My problem is not with the prefixes assigned to the interfaces of HNCP
routers itself, my problem is with the prefixes provided to attached
hosts.

If I understand HNCP right then the "uplink" will announce a prefix
which should be used by all routers for the attached hosts.

The problem will appear if HNCP learns about this prefix through DNCP
but the routing protocol cannot provide a route to the uplink (because
hysteresis decided one of the links is too bad).

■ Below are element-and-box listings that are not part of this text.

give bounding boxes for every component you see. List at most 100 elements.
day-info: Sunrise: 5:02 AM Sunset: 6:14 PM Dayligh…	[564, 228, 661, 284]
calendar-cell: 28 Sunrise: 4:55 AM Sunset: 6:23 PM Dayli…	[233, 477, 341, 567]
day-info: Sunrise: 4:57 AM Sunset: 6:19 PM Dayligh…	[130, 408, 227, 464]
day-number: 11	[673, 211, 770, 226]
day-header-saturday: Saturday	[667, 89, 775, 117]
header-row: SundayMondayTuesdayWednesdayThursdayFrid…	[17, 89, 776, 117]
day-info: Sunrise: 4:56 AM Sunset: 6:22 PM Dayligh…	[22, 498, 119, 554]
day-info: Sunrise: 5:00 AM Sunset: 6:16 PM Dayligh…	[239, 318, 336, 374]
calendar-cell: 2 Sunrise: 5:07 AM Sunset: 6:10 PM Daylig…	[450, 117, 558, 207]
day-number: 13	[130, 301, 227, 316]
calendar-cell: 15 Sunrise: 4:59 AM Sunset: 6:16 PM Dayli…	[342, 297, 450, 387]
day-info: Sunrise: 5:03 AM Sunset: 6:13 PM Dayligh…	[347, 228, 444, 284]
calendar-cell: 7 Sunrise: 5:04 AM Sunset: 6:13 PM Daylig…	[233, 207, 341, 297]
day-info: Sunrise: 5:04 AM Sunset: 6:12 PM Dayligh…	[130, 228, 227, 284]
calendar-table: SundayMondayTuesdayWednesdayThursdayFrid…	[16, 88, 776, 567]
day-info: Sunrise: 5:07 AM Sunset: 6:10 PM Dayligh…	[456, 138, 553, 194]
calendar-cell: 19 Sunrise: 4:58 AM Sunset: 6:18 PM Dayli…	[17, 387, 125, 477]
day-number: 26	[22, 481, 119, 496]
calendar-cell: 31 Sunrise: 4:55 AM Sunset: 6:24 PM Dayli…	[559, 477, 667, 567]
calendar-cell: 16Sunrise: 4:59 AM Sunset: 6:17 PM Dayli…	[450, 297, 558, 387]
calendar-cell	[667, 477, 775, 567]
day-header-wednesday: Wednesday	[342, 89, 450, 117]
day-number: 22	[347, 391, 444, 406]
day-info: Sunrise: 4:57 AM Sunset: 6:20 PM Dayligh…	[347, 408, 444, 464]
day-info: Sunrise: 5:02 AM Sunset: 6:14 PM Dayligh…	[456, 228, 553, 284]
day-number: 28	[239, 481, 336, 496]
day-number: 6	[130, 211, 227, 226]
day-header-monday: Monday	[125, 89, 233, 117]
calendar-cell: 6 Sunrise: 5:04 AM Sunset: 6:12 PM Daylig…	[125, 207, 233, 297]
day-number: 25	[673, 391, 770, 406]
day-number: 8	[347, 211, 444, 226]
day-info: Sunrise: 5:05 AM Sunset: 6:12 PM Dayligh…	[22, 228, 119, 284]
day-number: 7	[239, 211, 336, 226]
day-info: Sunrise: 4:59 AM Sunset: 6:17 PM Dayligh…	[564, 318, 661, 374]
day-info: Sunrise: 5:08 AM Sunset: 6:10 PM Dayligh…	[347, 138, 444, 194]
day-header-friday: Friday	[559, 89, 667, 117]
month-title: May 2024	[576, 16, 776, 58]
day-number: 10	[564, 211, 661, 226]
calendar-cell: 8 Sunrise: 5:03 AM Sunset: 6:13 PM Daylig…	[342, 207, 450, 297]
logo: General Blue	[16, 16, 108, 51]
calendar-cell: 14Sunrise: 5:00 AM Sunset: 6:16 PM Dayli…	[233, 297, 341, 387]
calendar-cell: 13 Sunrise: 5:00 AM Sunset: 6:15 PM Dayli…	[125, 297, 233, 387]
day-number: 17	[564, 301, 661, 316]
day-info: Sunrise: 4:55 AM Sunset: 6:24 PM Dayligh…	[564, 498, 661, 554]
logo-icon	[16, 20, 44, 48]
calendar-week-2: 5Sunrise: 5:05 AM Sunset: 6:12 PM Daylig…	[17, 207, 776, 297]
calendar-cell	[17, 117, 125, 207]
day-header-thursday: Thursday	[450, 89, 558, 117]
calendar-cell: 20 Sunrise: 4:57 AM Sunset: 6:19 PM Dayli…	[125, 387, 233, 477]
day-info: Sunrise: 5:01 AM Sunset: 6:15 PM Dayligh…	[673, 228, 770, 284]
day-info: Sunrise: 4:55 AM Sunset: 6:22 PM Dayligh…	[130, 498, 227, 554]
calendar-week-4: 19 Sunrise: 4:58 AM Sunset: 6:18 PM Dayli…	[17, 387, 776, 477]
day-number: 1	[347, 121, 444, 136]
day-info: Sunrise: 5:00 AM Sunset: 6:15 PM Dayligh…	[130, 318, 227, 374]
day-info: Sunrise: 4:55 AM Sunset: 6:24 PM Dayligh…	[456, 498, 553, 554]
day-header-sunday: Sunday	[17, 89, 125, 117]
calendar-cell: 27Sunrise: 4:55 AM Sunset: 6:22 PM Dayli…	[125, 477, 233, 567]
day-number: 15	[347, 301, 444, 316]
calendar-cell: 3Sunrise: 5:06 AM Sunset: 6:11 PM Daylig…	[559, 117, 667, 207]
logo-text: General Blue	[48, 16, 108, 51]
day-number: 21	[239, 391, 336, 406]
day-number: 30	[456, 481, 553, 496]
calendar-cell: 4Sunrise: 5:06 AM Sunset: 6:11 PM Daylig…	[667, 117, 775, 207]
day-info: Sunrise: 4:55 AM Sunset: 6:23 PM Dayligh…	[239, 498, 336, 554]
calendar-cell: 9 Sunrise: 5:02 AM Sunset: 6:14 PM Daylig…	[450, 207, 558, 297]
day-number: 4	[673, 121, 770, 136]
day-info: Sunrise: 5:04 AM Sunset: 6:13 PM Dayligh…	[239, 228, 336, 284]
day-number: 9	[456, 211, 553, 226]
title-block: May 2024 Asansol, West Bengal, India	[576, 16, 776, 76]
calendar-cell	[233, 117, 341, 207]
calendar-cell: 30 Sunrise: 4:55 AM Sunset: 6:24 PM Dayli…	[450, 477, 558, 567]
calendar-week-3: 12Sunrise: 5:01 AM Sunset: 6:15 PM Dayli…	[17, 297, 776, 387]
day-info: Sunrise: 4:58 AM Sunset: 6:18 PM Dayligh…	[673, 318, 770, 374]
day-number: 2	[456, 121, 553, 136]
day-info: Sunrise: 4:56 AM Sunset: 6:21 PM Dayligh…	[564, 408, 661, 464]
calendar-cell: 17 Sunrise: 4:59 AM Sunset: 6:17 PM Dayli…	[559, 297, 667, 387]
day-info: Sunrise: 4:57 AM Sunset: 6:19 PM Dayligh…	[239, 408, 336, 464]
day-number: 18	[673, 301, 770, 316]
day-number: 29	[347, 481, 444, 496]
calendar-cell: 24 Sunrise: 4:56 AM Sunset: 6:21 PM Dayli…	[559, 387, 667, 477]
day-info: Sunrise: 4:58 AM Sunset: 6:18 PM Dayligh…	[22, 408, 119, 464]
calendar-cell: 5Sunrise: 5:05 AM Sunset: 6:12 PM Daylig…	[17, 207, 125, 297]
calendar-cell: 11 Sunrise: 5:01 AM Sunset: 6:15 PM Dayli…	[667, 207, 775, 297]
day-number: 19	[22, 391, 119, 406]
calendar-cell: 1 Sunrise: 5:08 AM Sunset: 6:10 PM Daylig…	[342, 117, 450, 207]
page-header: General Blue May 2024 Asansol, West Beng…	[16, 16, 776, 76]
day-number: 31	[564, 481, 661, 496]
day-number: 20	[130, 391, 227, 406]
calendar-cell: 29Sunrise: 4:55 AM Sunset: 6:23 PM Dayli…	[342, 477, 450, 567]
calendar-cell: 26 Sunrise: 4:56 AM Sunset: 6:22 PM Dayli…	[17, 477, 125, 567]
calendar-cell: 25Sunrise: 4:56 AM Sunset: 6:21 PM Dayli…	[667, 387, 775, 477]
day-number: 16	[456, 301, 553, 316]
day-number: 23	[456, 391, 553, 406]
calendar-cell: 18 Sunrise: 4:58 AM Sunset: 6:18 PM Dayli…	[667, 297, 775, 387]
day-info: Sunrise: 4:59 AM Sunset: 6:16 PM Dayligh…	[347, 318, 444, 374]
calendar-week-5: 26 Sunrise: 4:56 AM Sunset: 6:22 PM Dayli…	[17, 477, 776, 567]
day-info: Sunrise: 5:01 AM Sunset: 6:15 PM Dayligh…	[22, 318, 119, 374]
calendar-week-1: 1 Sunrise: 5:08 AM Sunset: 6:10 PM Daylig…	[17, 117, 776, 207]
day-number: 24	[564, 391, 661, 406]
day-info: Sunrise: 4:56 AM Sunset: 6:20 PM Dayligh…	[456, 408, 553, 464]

I wonder if HNCP routers should apply all addresses/prefixes to its
local interfaces, but should check for an existing route to the HNCP
router that announce the prefix before providing it via DHCP or RA to
hosts.

This would not create a dependency loop between routing protocol and
HNCP because the routing protocol does only advertise the
addresses/prefixes configured on the HNCP interfaces. But it would
prevent HNCP to announce a prefix that is not reachable via the
routing protocol.

Henning Rogge

On Wed, Aug 26, 2015 at 11:33 AM, Juliusz Chroboczek
<[email protected]> wrote:
>> It is not uncommon for wireless links to use some kind of hysteresis
>> on a routing protocol. The problem/feature of D/HNCP is that it is
>> independent of the routing protocol... so it does not know.
>
> I'm not sure I'm following you.
>
> All that shncpd does is to announce attached prefixes over the routing
> protocol.  It is then the routing protocol's business to pick a path to
> one of the routers advertising the prefix (or to drop all such routes, if
> the link quality has collapsed too much).